[Foundation-l] Public domain Mickey Mouse. At last.

Orionist orion.ist at gmail.com
Mon Oct 24 08:25:34 UTC 2011


>
> I'm not sure a consenus of
> wikimedians is the best way to make legal decisions anyway, shouldn't we
> consult an expert?


In a perfect world we'd have a legal department that vets each and every
image uploaded to Commons. The thing is, we'd need at least 200 lawyers from
all around the world, each one an expert in their country's copyright law,
and ready to work overtime. Even then, a legal expert's opinion is no
guarantee that a court will go the same way in case of a lawsuit.
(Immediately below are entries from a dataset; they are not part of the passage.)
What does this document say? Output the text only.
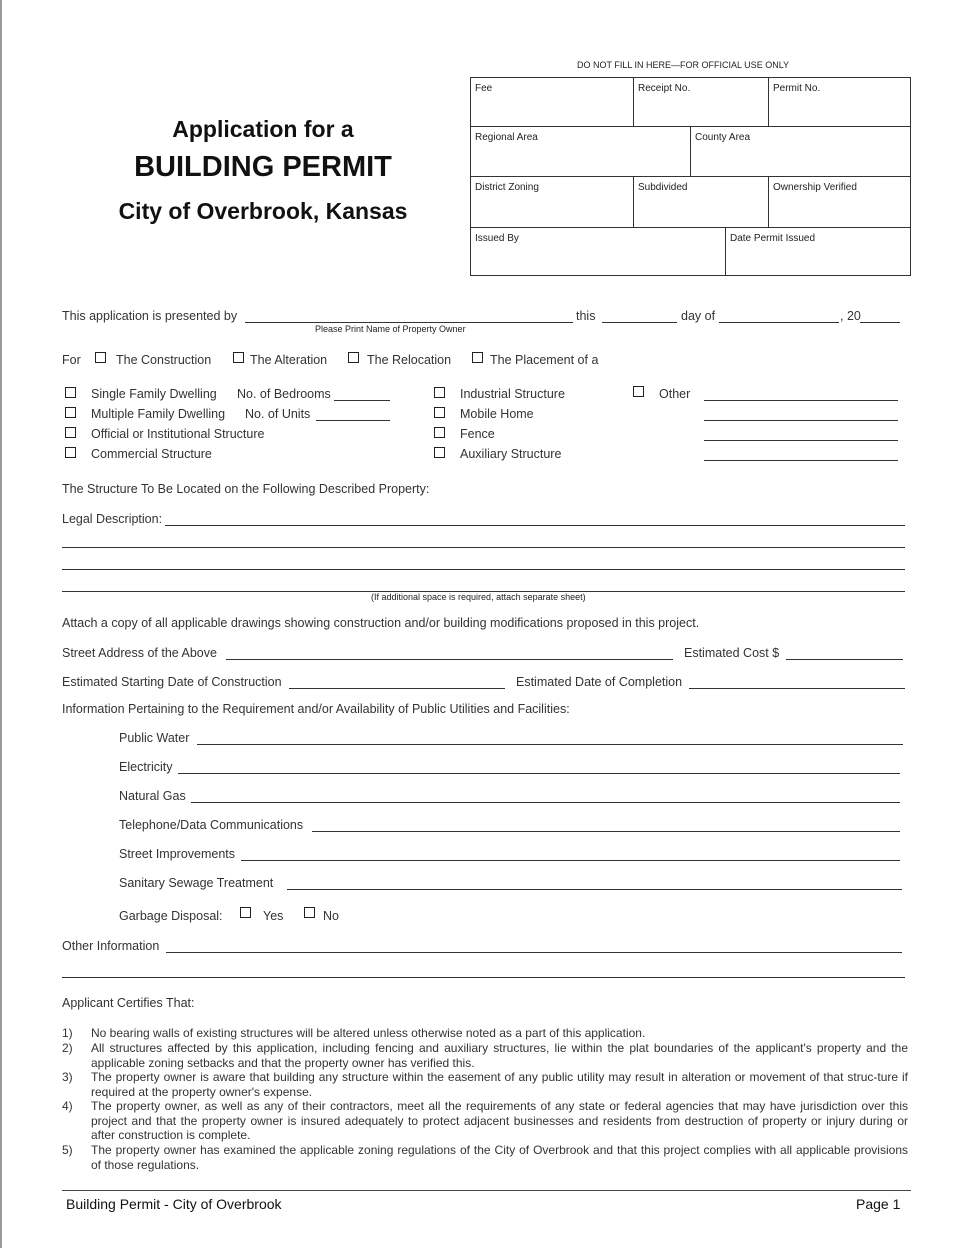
DO NOT FILL IN HERE—FOR OFFICIAL USE ONLY
Fee	Receipt No.	Permit No.
Regional Area	County Area
District Zoning	Subdivided	Ownership Verified
Issued By	Date Permit Issued
Application for a
BUILDING PERMIT
City of Overbrook, Kansas
This application is presented by	this	day of	, 20
Please Print Name of Property Owner
For	The Construction	The Alteration	The Relocation	The Placement of a
Single Family Dwelling No. of Bedrooms
Multiple Family Dwelling No. of Units
Official or Institutional Structure
Commercial Structure
Industrial Structure
Mobile Home
Fence
Auxiliary Structure
Other
The Structure To Be Located on the Following Described Property:
Legal Description:
(If additional space is required, attach separate sheet)
Attach a copy of all applicable drawings showing construction and/or building modifications proposed in this project.
Street Address of the Above	Estimated Cost $
Estimated Starting Date of Construction	Estimated Date of Completion
Information Pertaining to the Requirement and/or Availability of Public Utilities and Facilities:
Public Water
Electricity
Natural Gas
Telephone/Data Communications
Street Improvements
Sanitary Sewage Treatment
Garbage Disposal:	Yes	No
Other Information
Applicant Certifies That:
1) No bearing walls of existing structures will be altered unless otherwise noted as a part of this application.
2) All structures affected by this application, including fencing and auxiliary structures, lie within the plat boundaries of the applicant's property and the applicable zoning setbacks and that the property owner has verified this.
3) The property owner is aware that building any structure within the easement of any public utility may result in alteration or movement of that struc-ture if required at the property owner's expense.
4) The property owner, as well as any of their contractors, meet all the requirements of any state or federal agencies that may have jurisdiction over this project and that the property owner is insured adequately to protect adjacent businesses and residents from destruction of property or injury during or after construction is complete.
5) The property owner has examined the applicable zoning regulations of the City of Overbrook and that this project complies with all applicable provisions of those regulations.
Building Permit - City of Overbrook	Page 1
...a deletion discussion among
> non-professionals is not the proper way to determine the law.


Neither is the opinion of a legal expert: That's the job of the courts.
Commons editors are only trying to weed out copyright infringements without
falling for copyfraud. They use their best judgement based on the text of
law and precedent cases, with the intention of protecting the end user as
much as possible. That, however, doesn't mean they offer a guarantee. The
end users are still responsible for their use of Commons' files and should
seek legal advice on their own.

If non-professional Commons editors shouldn't be deciding which images are
PD, then they shouldn't be deciding which images are copyrighted either, and
not one image should be deleted whatever evidence of its copyrighted status
comes up. I don't think that's acceptable to anyone here.

Regards,
--
Orionist



On Sun, Oct 23, 2011 at 4:12 PM, Thomas Dalton <thomas.dalton at gmail.com>wrote:

> I agree. There is no way a derivative work being PD invalidates the
> underlying copyright. That would be ridiculous. It would undermine the
> whole
> concept of derivative works.
>
> The deletion discussion on commons seems to have been closed prematurely.
> There was hardly any discussion at all. I'm not sure a consenus of
> wikimedians is the best way to make legal decisions anyway, shouldn't we
> consult an expert?
> On Oct 23, 2011 2:01 AM, "Anthony" <wikimail at inbox.org> wrote:
>
> > On Sat, Oct 22, 2011 at 8:35 PM, Anthony <wikimail at inbox.org> wrote:
> > > On Sat, Oct 22, 2011 at 8:29 PM, David Gerard <dgerard at gmail.com>
> wrote:
> > >> On 23 October 2011 01:21, Anthony <wikimail at inbox.org> wrote:
> > >>
> > >>> On what grounds is it out of copyright?  Doesn't a derivative work
> > >>> carry (at least) two copyrights, the one on the original work, and
> the
> > >>> one on the derivative (which "extends only to the material
> contributed
> > >>> by the author of such work, as distinguished from the preexisting
> > >>> material employed in the work")?
> > >>
> > >>
> > >> Read the deletion discussion.
> > >
> > > I read the deletion discussion before I posted that.  It does not
> > > address the copyright on the original work (Steamboat Willie), only
> > > the copyright on the derivative work.
> > >
> > Just found a cite.  Nope, the underlying work is still copyright, and
> > a copy of the poster infringes on the underlying work.  See Filmvideo
> > Releasing Corp. vs David R. Hastings II:
> >
> > "The principal question on this appeal is whether a licensed,
> > derivative, copyrighted work and the underlying copyrighted matter
> > which it incorporates both fall into the public domain where the
> > underlying copyright has been renewed but the derivative copyright has
> > not. We agree with the Ninth Circuit, Russell v. Price, 612 F.2d 1123,
> > 1126-29 (9th Cir. 1979), cert. denied, 446 U.S. 952 , 100 S.Ct. 2919,
> > 64 L.Ed.2d 809 (1980), that the answer is "No"."